In 1986
Mario Brunello was the first Italian ever to win the Tchaikovsky
Competition in Moscow, which launched him into a stunning
international career. Brunello has played with some of the most prestigious
orchestras, including the London Philharmonic, the Royal Philharmonic,
the Munich Philharmonic, the Philadelphia Orchestra, the Mahler
Chamber Orchestra, the London Symphony, the Kioi Sinfonietta,
the Orchestre National de France, the NHK Symphony Tokyo,
the Filarmonica della Scala, the Accademia di Santa Cecilia and
the DSO Berlin. He has also collaborated with conductors such as Valery
Gergiev, Yuri Temirkanov, Riccardo Chailly, Riccardo Muti, Vladimir Jurowski,
Ton Koopman, Daniele Gatti, Antonio Pappano, John Axelrod, Myung‐Whun Chung,
Seiji Ozawa and Claudio Abbado. Abbado has, over the years, invited
Brunello several times to play with him and the Orchestra of
the Lucerne Festival and the Mozart Orchestra. With both orchestras
Brunello has appeared as a soloist and as a conductor.
He
often takes on the dual roles of conductor and soloist, and in 1994 he
founded the Orchestra d’Archi Italiana with which he tours intensively both
in Italy and abroad. Chamber music plays an important role in his
artistic life and he collaborates with artists including Gidon Kremer, Martha
Argerich, Frank Peter Zimmermann, Yuri Bashmet, Maurizio Pollini, Valery
Afanassiev, Andrea Lucchesini, the Borodin and the Alban Berg
Quartets.
Brunello
also devotes much time to projects involving various art forms (literature,
philosophy, Science and theatre). Through new ways of communication he tries to
attract new audiences, creating interactive performances of music, images and
words. A large number of these activities take place in Antiruggine,
a remodelled workshop that is ideal for these experiments.
The diverse
artistic genres with which Brunello experiments are reflected in a
wide-ranging collection of recordings which include the Beethoven Triple
Concerto conducted by Claudio Abbado (Deutsche Grammophon), the Bach Suites
and Sonatas by Brahms, Beethoven and Chopin, contemporary works for solo cello
and a five‐CD “Brunello Series” on Egea Records including Odusia,
a musical Odyssey through Mediterranean culture, Brunello
and Vivaldi (dedicated to
the cello concerti by Vivaldi), Violoncello
and… for solo cello, Schubert
e Lekeu with the pianist
Andrea Lucchesini and a double CD with the Bach Suites.

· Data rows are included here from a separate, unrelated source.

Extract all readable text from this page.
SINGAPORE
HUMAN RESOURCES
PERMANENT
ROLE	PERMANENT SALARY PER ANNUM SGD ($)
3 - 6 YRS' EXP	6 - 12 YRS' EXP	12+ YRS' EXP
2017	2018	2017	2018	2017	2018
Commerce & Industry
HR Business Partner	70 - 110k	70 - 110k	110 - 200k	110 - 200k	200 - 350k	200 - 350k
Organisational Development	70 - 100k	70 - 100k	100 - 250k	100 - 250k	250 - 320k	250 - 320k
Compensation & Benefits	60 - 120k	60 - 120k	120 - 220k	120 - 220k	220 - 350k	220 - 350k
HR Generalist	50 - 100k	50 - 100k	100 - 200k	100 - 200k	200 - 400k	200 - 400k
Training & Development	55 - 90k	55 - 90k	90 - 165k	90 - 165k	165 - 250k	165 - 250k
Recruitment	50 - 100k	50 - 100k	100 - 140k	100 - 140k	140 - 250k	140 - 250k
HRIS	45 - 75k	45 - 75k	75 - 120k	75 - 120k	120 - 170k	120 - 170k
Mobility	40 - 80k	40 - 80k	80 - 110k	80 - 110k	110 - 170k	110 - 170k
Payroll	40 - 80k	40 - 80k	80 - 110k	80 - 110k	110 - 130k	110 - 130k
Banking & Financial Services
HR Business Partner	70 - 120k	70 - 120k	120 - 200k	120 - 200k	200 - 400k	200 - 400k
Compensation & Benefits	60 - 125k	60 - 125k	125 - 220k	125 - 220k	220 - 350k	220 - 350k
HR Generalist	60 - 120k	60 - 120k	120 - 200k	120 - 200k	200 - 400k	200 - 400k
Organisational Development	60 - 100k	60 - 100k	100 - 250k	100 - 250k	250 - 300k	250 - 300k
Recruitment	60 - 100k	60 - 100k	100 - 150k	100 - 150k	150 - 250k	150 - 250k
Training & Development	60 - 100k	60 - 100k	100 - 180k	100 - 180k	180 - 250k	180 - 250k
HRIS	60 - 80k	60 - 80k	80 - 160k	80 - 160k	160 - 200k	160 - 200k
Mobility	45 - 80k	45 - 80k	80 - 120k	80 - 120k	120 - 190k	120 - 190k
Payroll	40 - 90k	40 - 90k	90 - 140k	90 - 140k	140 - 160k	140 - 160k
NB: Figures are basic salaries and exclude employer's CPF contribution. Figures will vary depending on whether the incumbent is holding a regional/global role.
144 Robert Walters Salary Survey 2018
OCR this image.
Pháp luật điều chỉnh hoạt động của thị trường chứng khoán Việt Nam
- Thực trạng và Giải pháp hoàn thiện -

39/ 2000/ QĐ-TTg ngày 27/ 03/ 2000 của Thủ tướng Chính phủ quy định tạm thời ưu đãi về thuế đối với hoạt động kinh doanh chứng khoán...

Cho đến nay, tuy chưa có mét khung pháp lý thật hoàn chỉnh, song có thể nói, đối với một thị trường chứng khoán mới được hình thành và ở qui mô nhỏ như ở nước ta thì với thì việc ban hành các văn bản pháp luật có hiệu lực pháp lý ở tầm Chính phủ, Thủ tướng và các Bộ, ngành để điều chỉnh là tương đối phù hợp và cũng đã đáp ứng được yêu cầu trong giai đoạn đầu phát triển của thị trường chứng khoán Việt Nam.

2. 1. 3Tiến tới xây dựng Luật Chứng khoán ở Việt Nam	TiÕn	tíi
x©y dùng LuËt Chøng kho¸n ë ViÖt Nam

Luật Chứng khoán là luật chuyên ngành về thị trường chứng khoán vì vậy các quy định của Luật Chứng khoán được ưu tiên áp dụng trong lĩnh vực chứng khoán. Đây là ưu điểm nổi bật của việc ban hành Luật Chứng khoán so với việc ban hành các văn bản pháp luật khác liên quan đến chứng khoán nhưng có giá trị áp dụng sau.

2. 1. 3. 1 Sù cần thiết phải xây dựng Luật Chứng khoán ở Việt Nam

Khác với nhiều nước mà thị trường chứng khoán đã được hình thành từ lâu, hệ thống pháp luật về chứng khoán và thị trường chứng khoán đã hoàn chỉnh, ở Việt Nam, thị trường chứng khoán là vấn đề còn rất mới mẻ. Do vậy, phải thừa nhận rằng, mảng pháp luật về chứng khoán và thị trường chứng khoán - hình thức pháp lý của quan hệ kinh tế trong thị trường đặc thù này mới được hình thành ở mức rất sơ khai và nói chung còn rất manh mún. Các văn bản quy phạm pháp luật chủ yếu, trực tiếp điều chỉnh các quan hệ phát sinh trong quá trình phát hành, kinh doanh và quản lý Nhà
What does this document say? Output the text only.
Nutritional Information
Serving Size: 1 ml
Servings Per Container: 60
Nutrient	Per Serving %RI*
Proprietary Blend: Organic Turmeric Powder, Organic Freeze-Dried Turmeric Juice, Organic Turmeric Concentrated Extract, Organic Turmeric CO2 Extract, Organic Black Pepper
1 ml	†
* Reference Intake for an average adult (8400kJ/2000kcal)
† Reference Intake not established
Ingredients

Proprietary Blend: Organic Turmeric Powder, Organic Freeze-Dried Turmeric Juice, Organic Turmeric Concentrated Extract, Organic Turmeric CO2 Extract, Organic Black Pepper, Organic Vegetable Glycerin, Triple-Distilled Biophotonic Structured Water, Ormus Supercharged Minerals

The latter was awarded the prestigious Italian Critics’ Award
in 2010.
Major
engagements of the 2012–13 season include a tour with violinist Gilles
Apap, Shostakovich’s Concerto No 2 under Valery Gergiev in Paris,
concerts with the Liverpool Philharmonic, the Philharmonique de
Radio‐France and the Tenerife and Stavanger Symphony Orchestras as well as
a residency at the Gstaad Sommets Musicaux Festival.
In October 2012
a new CD with Dvořák’s Concerto recorded live in Rome with
the Accademia di Santa Cecilia Orchestra conducted by Antonio Pappano will
be released by EMI.
Mario
Brunello plays a Maggini cello from the 1600s.